Let $G$ be a group and $\{x_1,x_2,\ldots,x_n\}$ a set of its elements, such that for any group $F$ and any set $\{y_1,y_2,\ldots,y_n\}$ of elements of $F$ there is one and only one homomorphism $h: G \rightarrow F$ such that $h(x_i)=y_i$ for $i=1,\ldots,n$. Then $G$ is freely generated by the set $\{x_1,x_2,\ldots,x_n\}$.
The other way round is quite easy to prove. To prove this one, the first thing that comes to one's mind is of course to let $F$ be the subgroup of $G$ generated by the set $\{x_1,x_2,\ldots,x_n\}$, and the elements $y_i$ to be the $x_i$ themselves. This yields a homomorphism $h: G \rightarrow F$ such that $h_{|F}=id_F$. This in turn yields that $G$ is the semidirect product of $F$ and $ker(h)$. I miss some point, and I can't get any further.
Well, folks, I beg your pardon for bothering you with such a trivial question. I can't believe I didn't see the answer at once. Sometimes one just can't see the most elementary things. Please, correct me if the following proof is wrong.
Let $F$ and $h$ be as stated before, $i$ the inclusion of $F$ into $G$. Then $k=i\circ h$ is an endomorphism of $G$ such that $k(x_i)=x_i$ for $i=1,\ldots,n$. If $F\neq G$ and $i_G$ is the identity of $G$ then $k \neq i_G$. But by hypothesis $i_G$ is the only endomorphism $f$ of $G$ such that $f(x_i)=x_i$ for $i=1,\ldots,n$.
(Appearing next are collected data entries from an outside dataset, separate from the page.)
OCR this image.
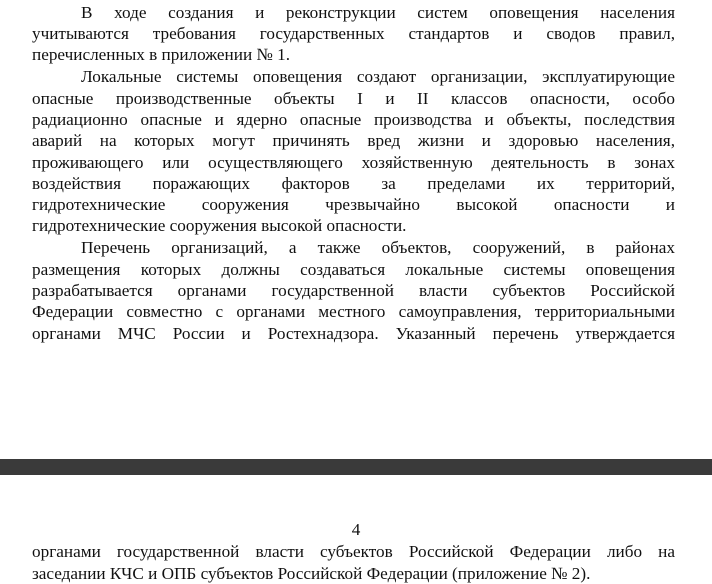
В ходе создания и реконструкции систем оповещения населения
учитываются требования государственных стандартов и сводов правил,
перечисленных в приложении № 1.
Локальные системы оповещения создают организации, эксплуатирующие
опасные производственные объекты I и II классов опасности, особо
радиационно опасные и ядерно опасные производства и объекты, последствия
аварий на которых могут причинять вред жизни и здоровью населения,
проживающего или осуществляющего хозяйственную деятельность в зонах
воздействия поражающих факторов за пределами их территорий,
гидротехнические сооружения чрезвычайно высокой опасности и
гидротехнические сооружения высокой опасности.
Перечень организаций, а также объектов, сооружений, в районах
размещения которых должны создаваться локальные системы оповещения
разрабатывается органами государственной власти субъектов Российской
Федерации совместно с органами местного самоуправления, территориальными
органами МЧС России и Ростехнадзора. Указанный перечень утверждается
4
органами государственной власти субъектов Российской Федерации либо на
заседании КЧС и ОПБ субъектов Российской Федерации (приложение № 2).
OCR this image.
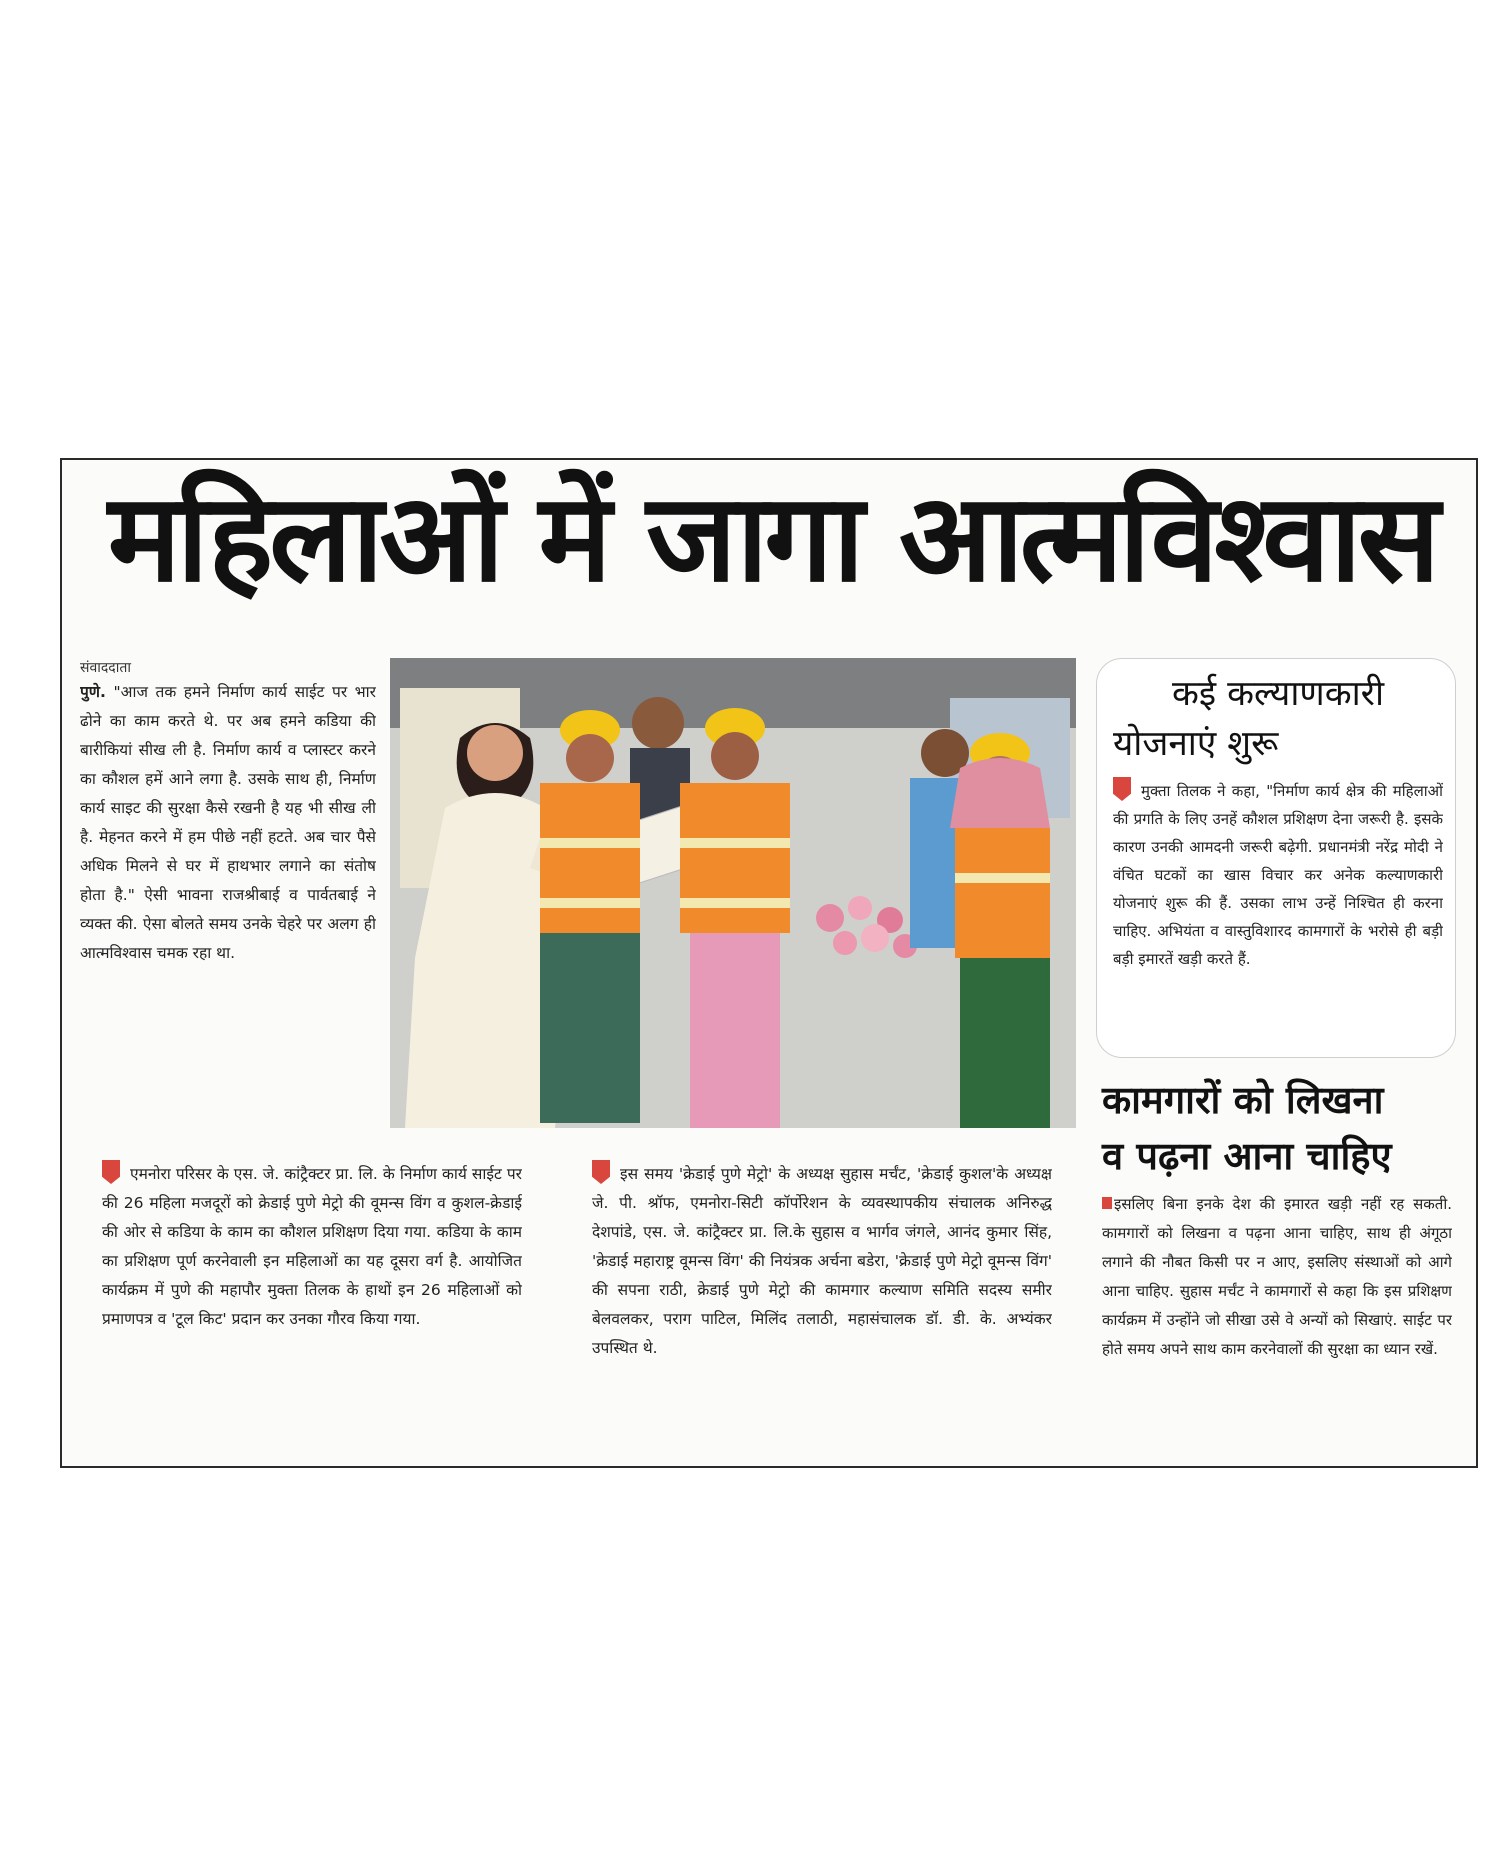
महिलाओं में जागा आत्मविश्वास

संवाददाता

पुणे. "आज तक हमने निर्माण कार्य साईट पर भार ढोने का काम करते थे. पर अब हमने कडिया की बारीकियां सीख ली है. निर्माण कार्य व प्लास्टर करने का कौशल हमें आने लगा है. उसके साथ ही, निर्माण कार्य साइट की सुरक्षा कैसे रखनी है यह भी सीख ली है. मेहनत करने में हम पीछे नहीं हटते. अब चार पैसे अधिक मिलने से घर में हाथभार लगाने का संतोष होता है." ऐसी भावना राजश्रीबाई व पार्वतबाई ने व्यक्त की. ऐसा बोलते समय उनके चेहरे पर अलग ही आत्मविश्वास चमक रहा था.

कई कल्याणकारी
योजनाएं शुरू

मुक्ता तिलक ने कहा, "निर्माण कार्य क्षेत्र की महिलाओं की प्रगति के लिए उनहें कौशल प्रशिक्षण देना जरूरी है. इसके कारण उनकी आमदनी जरूरी बढ़ेगी. प्रधानमंत्री नरेंद्र मोदी ने वंचित घटकों का खास विचार कर अनेक कल्याणकारी योजनाएं शुरू की हैं. उसका लाभ उन्हें निश्चित ही करना चाहिए. अभियंता व वास्तुविशारद कामगारों के भरोसे ही बड़ी बड़ी इमारतें खड़ी करते हैं.

कामगारों को लिखना
व पढ़ना आना चाहिए

इसलिए बिना इनके देश की इमारत खड़ी नहीं रह सकती. कामगारों को लिखना व पढ़ना आना चाहिए, साथ ही अंगूठा लगाने की नौबत किसी पर न आए, इसलिए संस्थाओं को आगे आना चाहिए. सुहास मर्चंट ने कामगारों से कहा कि इस प्रशिक्षण कार्यक्रम में उन्होंने जो सीखा उसे वे अन्यों को सिखाएं. साईट पर होते समय अपने साथ काम करनेवालों की सुरक्षा का ध्यान रखें.

एमनोरा परिसर के एस. जे. कांट्रैक्टर प्रा. लि. के निर्माण कार्य साईट पर की 26 महिला मजदूरों को क्रेडाई पुणे मेट्रो की वूमन्स विंग व कुशल-क्रेडाई की ओर से कडिया के काम का कौशल प्रशिक्षण दिया गया. कडिया के काम का प्रशिक्षण पूर्ण करनेवाली इन महिलाओं का यह दूसरा वर्ग है. आयोजित कार्यक्रम में पुणे की महापौर मुक्ता तिलक के हाथों इन 26 महिलाओं को प्रमाणपत्र व 'टूल किट' प्रदान कर उनका गौरव किया गया.

इस समय 'क्रेडाई पुणे मेट्रो' के अध्यक्ष सुहास मर्चंट, 'क्रेडाई कुशल'के अध्यक्ष जे. पी. श्रॉफ, एमनोरा-सिटी कॉर्पोरेशन के व्यवस्थापकीय संचालक अनिरुद्ध देशपांडे, एस. जे. कांट्रैक्टर प्रा. लि.के सुहास व भार्गव जंगले, आनंद कुमार सिंह, 'क्रेडाई महाराष्ट्र वूमन्स विंग' की नियंत्रक अर्चना बडेरा, 'क्रेडाई पुणे मेट्रो वूमन्स विंग' की सपना राठी, क्रेडाई पुणे मेट्रो की कामगार कल्याण समिति सदस्य समीर बेलवलकर, पराग पाटिल, मिलिंद तलाठी, महासंचालक डॉ. डी. के. अभ्यंकर उपस्थित थे.
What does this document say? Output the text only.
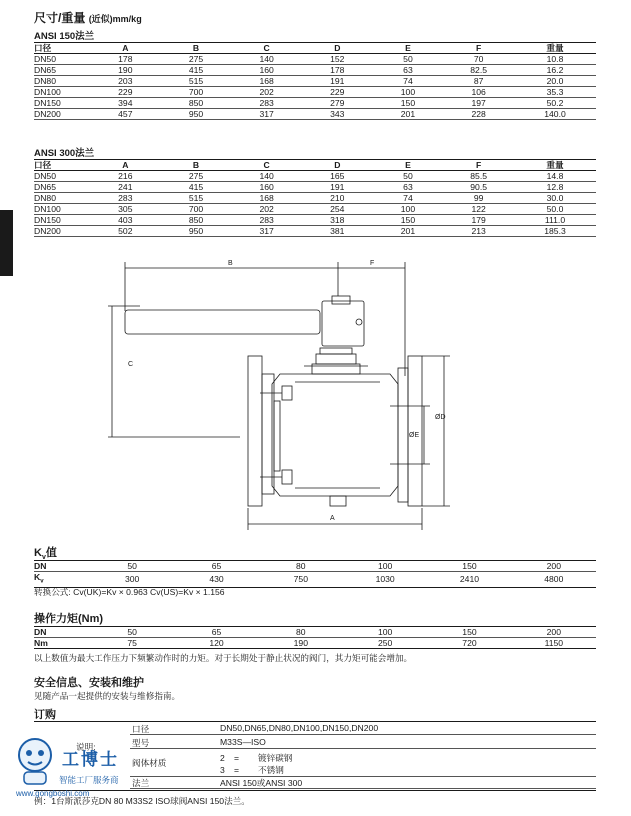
尺寸/重量 (近似)mm/kg
ANSI 150法兰
口径	A	B	C	D	E	F	重量
DN50	178	275	140	152	50	70	10.8
DN65	190	415	160	178	63	82.5	16.2
DN80	203	515	168	191	74	87	20.0
DN100	229	700	202	229	100	106	35.3
DN150	394	850	283	279	150	197	50.2
DN200	457	950	317	343	201	228	140.0
ANSI 300法兰
口径	A	B	C	D	E	F	重量
DN50	216	275	140	165	50	85.5	14.8
DN65	241	415	160	191	63	90.5	12.8
DN80	283	515	168	210	74	99	30.0
DN100	305	700	202	254	100	122	50.0
DN150	403	850	283	318	150	179	111.0
DN200	502	950	317	381	201	213	185.3
B	F
C
ØD
ØE
A
$K_v$值
DN	50	65	80	100	150	200
$K_v$	300	430	750	1030	2410	4800
转换公式: Cv(UK)=Kv × 0.963 Cv(US)=Kv × 1.156
操作力矩(Nm)
DN	50	65	80	100	150	200
Nm	75	120	190	250	720	1150
以上数值为最大工作压力下频繁动作时的力矩。对于长期处于静止状况的阀门，其力矩可能会增加。
安全信息、安装和维护
见随产品一起提供的安装与维修指南。
订购
说明:
口径	DN50,DN65,DN80,DN100,DN150,DN200
型号	M33S—ISO
阀体材质	2 = 镀锌碳钢
3 = 不锈钢
法兰	ANSI 150或ANSI 300
例：1台斯派莎克DN 80 M33S2 ISO球阀ANSI 150法兰。
工博士
智能工厂服务商
www.gongboshi.com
I'd wanted to take $F$ to be a free group on $x_1,...,x_n$, but to get around your restriction of not assuming that there are free groups here is a different approach. Consider a presentation for $G$ as $\langle x_1,...,x_n,(w_m)_{m\in M}: (r_j)_{j\in J}\rangle$ where the $r_j$ are relations. Suppose some subset $S$ of the $r_j$ involve only the $x_i$. Then there exists no homomorphism fixing the $x_i$ from $G$ to the group with presentation identical to that of $G$ except for the removal of relations in $S$. This contradicts our assumption, and so $S$ is empty, that is, all the relations involve some of the $w_j$. So we've shown that the subgroup of $G$ generated by the $x_i$ is free on them.
What remains is to show that $M$ is empty. Construct a group $H$ generated by the $w_m$ with relations gotten from the $r_j$ by setting $x_i=e.$ Consider the list $y_1=...=y_n=e$ of elements of $H$. The trivial homomorphism $G\to H$ sending every element to $e$ is certainly a homomorphism of the kind required by the assumption about $G$. But I claim the map $\varphi$ described by $\varphi(x_1)=...=\varphi(x_n)=e,\varphi(w_m)=w_m\forall m\in M$ is also a homomorphism, which obviously satisfies the condition on the image of the $x_i$. Indeed, it's enough to check that $\varphi$ sends every relation to $e$. But since all the $x_i$ are sent to $e$ already the only remaining nontrivial relations are those we cooked into the definition of $H$. So we apparently have two different homomorphisms to $H$ sending the $x_i$ to $e,$ which would contradict our assumption that such a homomorphism should be unique. Thus in fact each $w_m=e$ in $H$ and thus so too in $G$.